Organizational Excellence

Solving important problems with systematic problem solving.

Organizational Excellence

April 9, 2019 Uncategorized 1

I have read many tens of books and hundreds of articles on leadership and business. I have attended many tens of workshops, lectures, conferences and watched hundreds of videos on the topic. I have spoken with hundreds of people on this topic, spent thousands of hours thinking about the topic and three years working in a leadership position.

Most of the information and opinions I have received had some things in common.

  • They are focused on the HOW (to do something) rather than WHAT or WHY.
  • They try do optimize some reasonable objective(s) while it is usually easy to see the possible (probable) negative consequences in other reasonable objectives.

Just two out of many examples I have seen done by other leaders or I have done myself.

  • Focusing too much on the encouragement, support, and well-being of employees. First-order negative consequences include toleration of bad employees, inattention to results or avoidance of conflict. Second-order negative consequences include that many employees, those motivated more by giving great results rather than a friendly atmosphere, got slowly frustrated.
  • Focusing too much on giving excellent results. Some leaders having this as a priority often go into micromanagement, become the team’s bottleneck, decide about almost everything and steal many growth opportunities from their employees. Other leaders having this as a priority go into producing heavy processes and policies which should increase productivity and quality, but in the long-term, they also often block the needed innovation or take away joy from work.

I want to be a leader who optimizes ALL reasonable objectives.

I did some analysis and using methods like ‘Start with the Why’, ‘Five Ws and How’ or Stakeholder analysis, I came to a prototype of a definition. The “reasonable objectives” are based on the When, Why and Who questions.

The excellent organization must:

  • When: Be excellent today, tomorrow and anytime in the future. It must survive (short-term criterion) and sustain (long-term criterion).
  • Who: Be excellent for every stakeholder (groups of stakeholders are employees, customers, shareholders and ‘wider public’ which can include countries, communities, partners, nature, suppliers and other stakeholders). Cooperation with stakeholders where there is too hard or impossible to find win-win solutions between the organization and the stakeholder should end soon (e.g., not hiring or soon firing of employees not matching organization’s needs, but in some nice way considering needs of the person).
  • Why: Meet needs and exceed expectations (of all the stakeholders).

After some additional verification research, I have found out that many other people are already working with the term “Organizational Excellence” or “Excellent Organizations” and that some of them even have semantically the same definition: Excellent Organizations achieve and sustain outstanding levels of performance that meet or exceed the expectations of all their stakeholders (source: EFQM Excellence Model 2013). Another term based on very similar thinking is “Triple Bottom Line”.

Even without going deeper into what are the needs and expectations of the stakeholders (will be discussed in other articles), having this definition in mind sooner, I am sure I would have done some things differently than I did them. I am also sure many other leaders reading this article should now realize that their leadership style cares too little about the needs of some stakeholders or even whole stakeholder groups.

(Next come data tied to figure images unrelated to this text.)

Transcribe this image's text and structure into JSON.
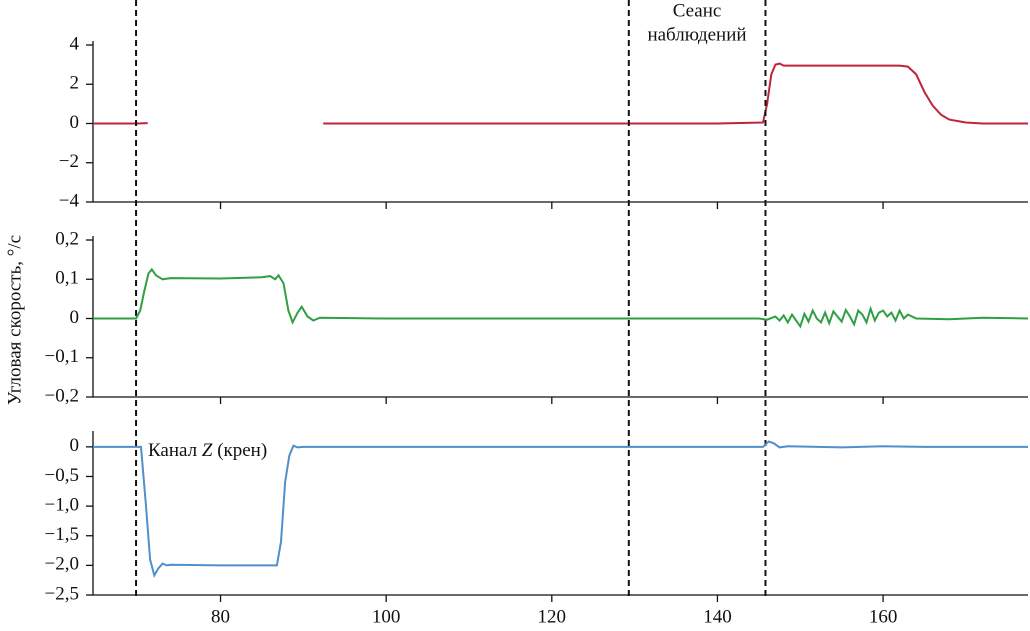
{
  "chart_data": [
    {
      "type": "line",
      "xlim": [
        64.6,
        177.5
      ],
      "ylim": [
        -4,
        4
      ],
      "yticks": [
        4,
        2,
        0,
        {
          "value": -2,
          "label": "−2"
        },
        {
          "value": -4,
          "label": "−4"
        }
      ],
      "vlines": [
        69.8,
        129.3,
        145.8
      ],
      "annotations": [
        {
          "text": [
            "Сеанс",
            "наблюдений"
          ]
        }
      ],
      "x": [
        64.6,
        70,
        71.2,
        71.5,
        92.4,
        100,
        140,
        145.5,
        146,
        146.5,
        147,
        147.5,
        148,
        155,
        162,
        163,
        164,
        165,
        166,
        167,
        168,
        170,
        172,
        177.5
      ],
      "series": [
        {
          "color": "#c0243a",
          "values": [
            0,
            0,
            0.02,
            null,
            0,
            0,
            0,
            0.05,
            1.0,
            2.5,
            3.0,
            3.05,
            2.95,
            2.95,
            2.95,
            2.9,
            2.5,
            1.6,
            0.9,
            0.45,
            0.2,
            0.05,
            0,
            0
          ]
        }
      ]
    },
    {
      "type": "line",
      "xlim": [
        64.6,
        177.5
      ],
      "ylim": [
        -0.2,
        0.2
      ],
      "ylabel": "Угловая скорость, °/с",
      "yticks": [
        {
          "value": 0.2,
          "label": "0,2"
        },
        {
          "value": 0.1,
          "label": "0,1"
        },
        0,
        {
          "value": -0.1,
          "label": "−0,1"
        },
        {
          "value": -0.2,
          "label": "−0,2"
        }
      ],
      "x": [
        64.6,
        69.8,
        70.3,
        70.8,
        71.3,
        71.7,
        72.2,
        73,
        74,
        80,
        85,
        86,
        86.6,
        87,
        87.6,
        88.2,
        88.7,
        89.3,
        89.8,
        90.5,
        91.2,
        92,
        100,
        110,
        120,
        130,
        140,
        145,
        146,
        147,
        147.5,
        148,
        148.5,
        149,
        149.5,
        150,
        150.5,
        151,
        151.5,
        152,
        152.5,
        153,
        153.5,
        154,
        154.5,
        155,
        155.5,
        156,
        156.5,
        157,
        157.5,
        158,
        158.5,
        159,
        159.5,
        160,
        160.5,
        161,
        161.5,
        162,
        162.5,
        163,
        164,
        168,
        172,
        177.5
      ],
      "series": [
        {
          "color": "#2ea043",
          "values": [
            0,
            0,
            0.02,
            0.07,
            0.115,
            0.125,
            0.11,
            0.1,
            0.103,
            0.102,
            0.105,
            0.108,
            0.1,
            0.11,
            0.09,
            0.02,
            -0.01,
            0.015,
            0.03,
            0.005,
            -0.005,
            0.002,
            0,
            0,
            0,
            0,
            0,
            0,
            -0.003,
            0.005,
            -0.005,
            0.008,
            -0.01,
            0.01,
            -0.005,
            -0.02,
            0.012,
            -0.008,
            0.02,
            0,
            -0.01,
            0.015,
            -0.012,
            0.018,
            0.005,
            -0.008,
            0.022,
            0.005,
            -0.015,
            0.02,
            0.01,
            -0.01,
            0.025,
            -0.005,
            0.015,
            0.02,
            0.005,
            0.015,
            -0.005,
            0.02,
            0,
            0.01,
            0,
            -0.002,
            0.002,
            0
          ]
        }
      ]
    },
    {
      "type": "line",
      "xlim": [
        64.6,
        177.5
      ],
      "ylim": [
        -2.5,
        0.2
      ],
      "yticks": [
        0,
        {
          "value": -0.5,
          "label": "−0,5"
        },
        {
          "value": -1,
          "label": "−1,0"
        },
        {
          "value": -1.5,
          "label": "−1,5"
        },
        {
          "value": -2,
          "label": "−2,0"
        },
        {
          "value": -2.5,
          "label": "−2,5"
        }
      ],
      "xticks": [
        80,
        100,
        120,
        140,
        160
      ],
      "annotations": [
        {
          "text": [
            "Канал ",
            "Z",
            " (крен)"
          ]
        }
      ],
      "x": [
        64.6,
        70.4,
        71,
        71.5,
        72,
        72.5,
        73,
        73.5,
        74,
        80,
        86,
        86.8,
        87.3,
        87.8,
        88.3,
        88.8,
        89.3,
        90,
        100,
        140,
        145.5,
        146.2,
        146.8,
        147.5,
        148.5,
        155,
        160,
        165,
        177.5
      ],
      "series": [
        {
          "color": "#4f8fcc",
          "values": [
            0,
            0,
            -1,
            -1.9,
            -2.17,
            -2.05,
            -1.97,
            -2.0,
            -1.99,
            -2.0,
            -2.0,
            -2.0,
            -1.6,
            -0.6,
            -0.15,
            0.02,
            -0.01,
            0,
            0,
            0,
            0,
            0.09,
            0.06,
            -0.01,
            0.01,
            -0.01,
            0.01,
            0,
            0
          ]
        }
      ]
    }
  ]
}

Moreover, I strongly believe that in most situations, trying to fulfill needs and meet expectations of some/any stakeholder group is best in the long-term if trying to fulfill needs and meet expectations of all stakeholder groups by making appropriate balance and finding synergies. There are many reasons why this doesn’t have to be true (e.g. we will all easily find companies with great financial results and happy customers and low employee satisfaction), but there are many reasons why this can be true (e.g. early Ford, early Hewlett-Packard, spreading Agile philosophy and its frameworks, …).  

Interested in your thoughts. Have you realized something you have been doing sub-optimally as a leader? Do you agree that meeting expectations of all the stakeholder groups are important? Would you suggest a different definition of an excellent organization?